Since they don't have the books or the time to read them, I've had to
present the lessons straight up, adapting them to the students'
capabilities as I go. I've had a fair amount of luck using a picture
of the Unbounded Savannah, and the progressively less desirable land
which surrounds it.
It works like this: the first one into the classroom gets to
monopolize some of the land. I put a Post-It note on an area that
represents about 200 acres, and assume the student has planted a crop
and built a house on the land. The next student who comes along and
asks the first to defend his or her claim to the land and what's on
it. I've had a good bit of experience with this approach and it works
pretty well.
Through this exercise, they demonstrate that they can grasp the
difference between land and wealth and the necessity of exclusive use
of land. They further come to understand the effects of material
progress and the temptation to speculate (hoard) in land. While they
had trouble understanding the cause and the law of interest, they did
see the difference between owning capital and receiving interest and
owning land and receiving rent. For the 5th graders and for most of
the 8th, the capitalization of a future unearned income and the
selling price of land was a bit much to grasp. However, they could
grasp that there is some connection between rent and selling price. I
asked them to think of empty houses or vacant lots in their
neighborhood. I then pointed out that the owners weren't getting any
rent since no one was working the land or living in the houses, and
that because of this, they had little property tax to pay.
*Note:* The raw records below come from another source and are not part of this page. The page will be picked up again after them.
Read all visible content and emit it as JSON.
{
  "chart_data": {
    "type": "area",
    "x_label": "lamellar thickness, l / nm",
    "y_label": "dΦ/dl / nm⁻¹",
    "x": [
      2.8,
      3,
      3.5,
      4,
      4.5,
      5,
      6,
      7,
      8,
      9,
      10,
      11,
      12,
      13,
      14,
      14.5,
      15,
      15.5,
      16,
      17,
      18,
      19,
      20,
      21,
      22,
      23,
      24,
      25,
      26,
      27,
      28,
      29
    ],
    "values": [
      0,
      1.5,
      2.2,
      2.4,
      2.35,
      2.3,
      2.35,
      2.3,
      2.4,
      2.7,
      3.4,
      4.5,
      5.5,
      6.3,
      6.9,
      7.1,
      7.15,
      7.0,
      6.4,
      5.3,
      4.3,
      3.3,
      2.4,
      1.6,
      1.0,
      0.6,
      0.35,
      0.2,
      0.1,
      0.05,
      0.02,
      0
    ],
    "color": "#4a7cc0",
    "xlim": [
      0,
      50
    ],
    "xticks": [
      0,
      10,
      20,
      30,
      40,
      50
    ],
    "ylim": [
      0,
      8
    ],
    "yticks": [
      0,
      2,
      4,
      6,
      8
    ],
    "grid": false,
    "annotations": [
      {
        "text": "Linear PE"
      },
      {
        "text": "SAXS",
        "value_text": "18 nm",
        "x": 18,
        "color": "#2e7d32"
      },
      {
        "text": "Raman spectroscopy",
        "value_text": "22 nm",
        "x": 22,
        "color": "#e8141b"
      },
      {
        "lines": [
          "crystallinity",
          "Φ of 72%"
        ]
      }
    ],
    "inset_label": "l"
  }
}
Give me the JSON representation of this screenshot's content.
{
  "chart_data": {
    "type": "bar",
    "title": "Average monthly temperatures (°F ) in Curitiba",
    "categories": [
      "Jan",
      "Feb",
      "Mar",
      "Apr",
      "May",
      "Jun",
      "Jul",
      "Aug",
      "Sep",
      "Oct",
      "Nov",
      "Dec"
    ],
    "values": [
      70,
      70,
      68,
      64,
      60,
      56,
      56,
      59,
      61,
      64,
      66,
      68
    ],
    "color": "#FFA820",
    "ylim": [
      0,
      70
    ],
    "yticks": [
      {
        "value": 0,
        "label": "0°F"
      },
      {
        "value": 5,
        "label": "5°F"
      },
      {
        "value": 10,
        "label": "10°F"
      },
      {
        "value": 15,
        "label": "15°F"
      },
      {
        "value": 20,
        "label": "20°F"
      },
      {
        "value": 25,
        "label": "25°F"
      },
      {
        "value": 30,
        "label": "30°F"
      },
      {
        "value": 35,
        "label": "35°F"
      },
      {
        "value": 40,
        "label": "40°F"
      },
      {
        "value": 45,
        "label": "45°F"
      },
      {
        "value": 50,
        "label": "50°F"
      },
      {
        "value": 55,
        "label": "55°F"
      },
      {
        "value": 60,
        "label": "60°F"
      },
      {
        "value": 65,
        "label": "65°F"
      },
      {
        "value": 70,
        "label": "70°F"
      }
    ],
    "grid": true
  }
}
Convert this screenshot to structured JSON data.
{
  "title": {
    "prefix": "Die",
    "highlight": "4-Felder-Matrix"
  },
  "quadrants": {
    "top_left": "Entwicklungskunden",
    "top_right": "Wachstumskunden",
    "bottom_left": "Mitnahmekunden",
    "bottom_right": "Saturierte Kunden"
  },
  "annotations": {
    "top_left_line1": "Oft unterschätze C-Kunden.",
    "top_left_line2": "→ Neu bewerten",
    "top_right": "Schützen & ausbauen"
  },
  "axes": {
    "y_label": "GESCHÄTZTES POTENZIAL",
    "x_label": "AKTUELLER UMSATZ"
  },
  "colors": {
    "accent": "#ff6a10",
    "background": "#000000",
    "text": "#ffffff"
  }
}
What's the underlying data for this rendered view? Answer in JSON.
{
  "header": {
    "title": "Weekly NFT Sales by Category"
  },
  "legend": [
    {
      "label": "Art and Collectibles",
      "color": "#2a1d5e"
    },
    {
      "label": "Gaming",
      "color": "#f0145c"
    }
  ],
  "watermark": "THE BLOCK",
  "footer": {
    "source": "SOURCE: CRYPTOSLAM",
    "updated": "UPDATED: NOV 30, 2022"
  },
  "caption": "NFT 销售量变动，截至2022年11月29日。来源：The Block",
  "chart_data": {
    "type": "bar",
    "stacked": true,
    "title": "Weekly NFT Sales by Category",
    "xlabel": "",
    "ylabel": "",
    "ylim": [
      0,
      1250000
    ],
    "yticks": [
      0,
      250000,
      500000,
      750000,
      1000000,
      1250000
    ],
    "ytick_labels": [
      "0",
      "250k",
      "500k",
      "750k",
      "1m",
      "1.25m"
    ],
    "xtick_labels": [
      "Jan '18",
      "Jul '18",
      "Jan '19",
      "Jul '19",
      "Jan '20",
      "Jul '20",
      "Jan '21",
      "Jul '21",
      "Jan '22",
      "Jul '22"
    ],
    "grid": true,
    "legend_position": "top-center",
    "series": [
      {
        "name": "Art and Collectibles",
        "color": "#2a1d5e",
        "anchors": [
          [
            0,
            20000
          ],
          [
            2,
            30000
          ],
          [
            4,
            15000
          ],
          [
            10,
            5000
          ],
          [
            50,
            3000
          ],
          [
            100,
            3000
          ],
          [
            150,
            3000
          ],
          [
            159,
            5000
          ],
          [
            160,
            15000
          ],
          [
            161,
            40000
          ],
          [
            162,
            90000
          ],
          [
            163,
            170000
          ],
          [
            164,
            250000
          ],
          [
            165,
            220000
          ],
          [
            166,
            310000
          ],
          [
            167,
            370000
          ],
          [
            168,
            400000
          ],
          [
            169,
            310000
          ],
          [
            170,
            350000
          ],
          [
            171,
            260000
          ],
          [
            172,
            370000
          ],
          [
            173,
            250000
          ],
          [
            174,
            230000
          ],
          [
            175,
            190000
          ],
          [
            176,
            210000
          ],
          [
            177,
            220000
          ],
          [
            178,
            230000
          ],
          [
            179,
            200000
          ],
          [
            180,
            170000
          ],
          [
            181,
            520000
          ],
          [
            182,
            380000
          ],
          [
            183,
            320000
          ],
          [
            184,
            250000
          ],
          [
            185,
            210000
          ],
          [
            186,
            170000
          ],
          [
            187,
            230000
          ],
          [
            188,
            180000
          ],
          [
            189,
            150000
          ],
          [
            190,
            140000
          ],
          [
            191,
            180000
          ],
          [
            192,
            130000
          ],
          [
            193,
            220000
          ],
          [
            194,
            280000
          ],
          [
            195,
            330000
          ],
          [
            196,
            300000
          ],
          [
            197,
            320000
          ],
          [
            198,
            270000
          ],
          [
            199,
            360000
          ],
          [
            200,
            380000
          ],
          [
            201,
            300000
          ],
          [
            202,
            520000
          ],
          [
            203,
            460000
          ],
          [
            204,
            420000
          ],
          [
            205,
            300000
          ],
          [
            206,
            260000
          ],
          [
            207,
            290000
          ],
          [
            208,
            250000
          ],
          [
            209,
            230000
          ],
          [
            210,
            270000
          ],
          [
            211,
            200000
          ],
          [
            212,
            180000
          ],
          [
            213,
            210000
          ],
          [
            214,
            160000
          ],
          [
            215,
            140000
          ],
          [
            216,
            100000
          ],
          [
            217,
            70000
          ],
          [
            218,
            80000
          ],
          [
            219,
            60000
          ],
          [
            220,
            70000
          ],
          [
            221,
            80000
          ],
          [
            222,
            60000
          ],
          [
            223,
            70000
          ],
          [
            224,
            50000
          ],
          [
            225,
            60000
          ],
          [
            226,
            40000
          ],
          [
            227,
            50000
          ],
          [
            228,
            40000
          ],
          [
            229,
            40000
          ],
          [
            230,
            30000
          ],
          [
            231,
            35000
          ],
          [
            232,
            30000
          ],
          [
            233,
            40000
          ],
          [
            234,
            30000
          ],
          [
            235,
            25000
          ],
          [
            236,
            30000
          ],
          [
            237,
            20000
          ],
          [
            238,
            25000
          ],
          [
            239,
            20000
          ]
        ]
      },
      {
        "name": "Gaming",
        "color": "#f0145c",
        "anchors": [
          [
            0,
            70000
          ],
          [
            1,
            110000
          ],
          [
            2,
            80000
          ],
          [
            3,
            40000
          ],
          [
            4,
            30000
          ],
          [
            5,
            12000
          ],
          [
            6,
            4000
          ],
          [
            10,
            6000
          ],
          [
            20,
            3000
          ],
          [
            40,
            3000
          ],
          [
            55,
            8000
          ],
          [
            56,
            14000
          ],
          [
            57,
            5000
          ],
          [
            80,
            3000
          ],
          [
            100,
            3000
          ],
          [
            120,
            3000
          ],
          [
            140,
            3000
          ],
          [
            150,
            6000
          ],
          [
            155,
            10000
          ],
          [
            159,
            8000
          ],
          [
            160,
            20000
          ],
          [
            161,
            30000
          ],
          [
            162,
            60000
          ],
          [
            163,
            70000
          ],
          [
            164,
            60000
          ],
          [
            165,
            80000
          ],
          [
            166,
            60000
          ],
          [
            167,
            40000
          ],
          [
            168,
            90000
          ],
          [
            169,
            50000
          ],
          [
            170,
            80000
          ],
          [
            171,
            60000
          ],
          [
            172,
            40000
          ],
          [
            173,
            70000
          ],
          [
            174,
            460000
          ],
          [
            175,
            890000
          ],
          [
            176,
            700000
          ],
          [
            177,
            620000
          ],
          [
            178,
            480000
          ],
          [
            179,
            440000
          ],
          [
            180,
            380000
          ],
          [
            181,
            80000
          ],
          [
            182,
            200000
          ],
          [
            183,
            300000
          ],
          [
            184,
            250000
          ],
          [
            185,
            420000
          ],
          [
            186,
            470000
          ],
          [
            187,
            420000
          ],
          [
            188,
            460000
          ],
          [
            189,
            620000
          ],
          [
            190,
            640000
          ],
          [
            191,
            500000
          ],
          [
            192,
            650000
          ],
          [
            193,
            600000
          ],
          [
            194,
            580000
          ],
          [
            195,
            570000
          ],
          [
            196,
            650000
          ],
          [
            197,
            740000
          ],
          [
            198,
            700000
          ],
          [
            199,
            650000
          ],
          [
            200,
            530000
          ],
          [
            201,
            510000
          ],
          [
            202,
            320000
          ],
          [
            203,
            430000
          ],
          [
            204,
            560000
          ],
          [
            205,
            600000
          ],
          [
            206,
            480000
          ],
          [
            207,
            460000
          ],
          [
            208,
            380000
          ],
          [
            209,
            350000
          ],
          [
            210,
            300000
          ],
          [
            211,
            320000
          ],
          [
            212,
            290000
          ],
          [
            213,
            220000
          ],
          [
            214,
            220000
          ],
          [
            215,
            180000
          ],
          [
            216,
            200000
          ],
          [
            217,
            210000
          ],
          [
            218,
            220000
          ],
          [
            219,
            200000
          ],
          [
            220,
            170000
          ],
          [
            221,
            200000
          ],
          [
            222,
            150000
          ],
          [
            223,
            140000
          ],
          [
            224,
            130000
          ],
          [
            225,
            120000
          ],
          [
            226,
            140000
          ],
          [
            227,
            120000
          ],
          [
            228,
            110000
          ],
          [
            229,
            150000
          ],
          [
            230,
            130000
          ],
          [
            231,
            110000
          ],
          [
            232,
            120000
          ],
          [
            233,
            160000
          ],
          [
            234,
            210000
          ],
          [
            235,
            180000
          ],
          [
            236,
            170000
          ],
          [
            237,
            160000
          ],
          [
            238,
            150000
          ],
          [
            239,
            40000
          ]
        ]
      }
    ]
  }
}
Before too long, a student would at this point would usually grasp
the idea of the value of land going up. In one of my 5th grade
classes, the teacher owned a vacant lot. He drew a map of its
location, giving the location of other lots owned by someone who
wanted to build on them because of access to a major street. This
raised the timely question: should the teacher sell now or later. He
told us how much he was offered for the lot the year before and the
year previous to that, etc. It was then agreed that if bewails too
long, the other owners of lots will build constructions facing the
street and won't want to buy from him at all. Everyone got the idea.
I then raised the following question: Suppose land speculators and
even slum lords were allowed to own the buildings, but only rent the
land. Would they then let that land sit idle? The students were pretty
sure they wouldn't. However, for most of them their understanding
stopped short when it came to the mathematics involved in taxing
potential rent.
Since the beginning of January, I've also begun teaching Protection
or Free Trade at the elementary school level. I've, of course,
rewritten the questions from the study guide, changing them to
statements or multiple choice questions, and added a few direct quotes
from the book. The 8th graders are able to follow pretty well, though
some display a disinterest in the subject. The 5th graders, by
contrast, need a much simpler approach, focusing on only the essential
points: What is trade?. Why is international trade important?
Historically, I use America's post-colonial period to demonstrate many
of these points.
I'm really just getting started in teaching the fundamentals of
economics to elementary school kids. It's a challenge, but I keep
finding new ways to adapt the material to their levels while pushing
them a bit to stretch their understanding the roles of land and trade
in their own environments. By isolating the essential arguments from
the incidental, I hope to begin teaching Applied Economics next.
I will soon start teaching Applied Economics at the Academy of Life
Long Learning, where everyone is over 55; some are much older.
Forty-percent of these new students have Doctorates and many have done
post graduate work. From one extreme to the other!